The secret to great coffee: A good roast allows you to taste different notes in your coffee. It comes down to personal preference but if you have high-grade coffee, the flavour profile will be more complex.

Favourite blend: The first blend we did was the Premium and it’s still our best-selling coffee. However, single origins such as Guji and Kaffa have been doing extremely well. People in this region tend to like full body and less acidity when it comes to the flavour profile of their coffee and these varieties lend themselves to several different brewing methods.

Riding out the pandemic: Our online sales went up 300 per cent during the pandemic.
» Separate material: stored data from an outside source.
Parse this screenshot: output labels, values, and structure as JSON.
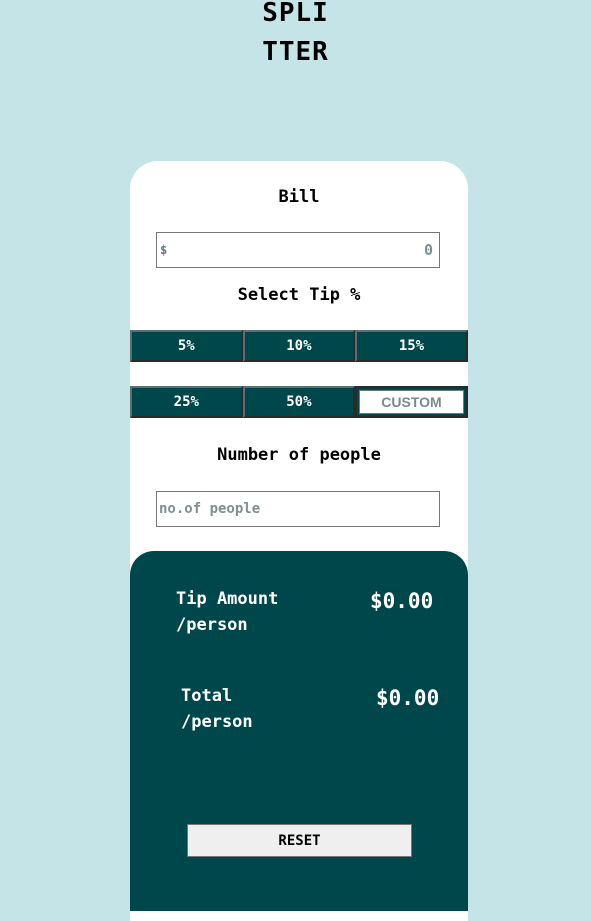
{
  "logo": {
    "line1": "SPLI",
    "line2": "TTER"
  },
  "bill": {
    "label": "Bill",
    "currency_symbol": "$",
    "value": "",
    "placeholder": "0"
  },
  "tip": {
    "label": "Select Tip %",
    "options": [
      "5%",
      "10%",
      "15%",
      "25%",
      "50%"
    ],
    "custom_placeholder": "CUSTOM"
  },
  "people": {
    "label": "Number of people",
    "value": "",
    "placeholder": "no.of people"
  },
  "result": {
    "tip_amount": {
      "label_line1": "Tip Amount",
      "label_line2": "/person",
      "value": "$0.00"
    },
    "total": {
      "label_line1": "Total",
      "label_line2": "/person",
      "value": "$0.00"
    },
    "reset_label": "RESET"
  },
  "colors": {
    "background": "#c5e4e7",
    "card": "#ffffff",
    "accent_dark": "#00474b",
    "text": "#000000"
  }
}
There was a great community initiative to support local at that time and we have a great loyal customer base who backed us. That’s what led us to expanding into the café business.

The future: We’re always looking to showcase new crops that we discover. Our cafés are doing well but our core business remains B2B and we’ll continue working with brands that have supported us from the beginning.

Artisanal coffee is getting very popular, there’s definitely more demand for high-grade speciality coffee and people are more aware of the origins of what they’re consuming.

Advice to budding chefs: Be patient, it’s going to take time but if you work on your quality, things will work out. It won’t happen overnight. It seems like Boon was an overnight success but it’s been nine years of hard work, trial and error and some failures along the way, but all of that has led to where Boon is now.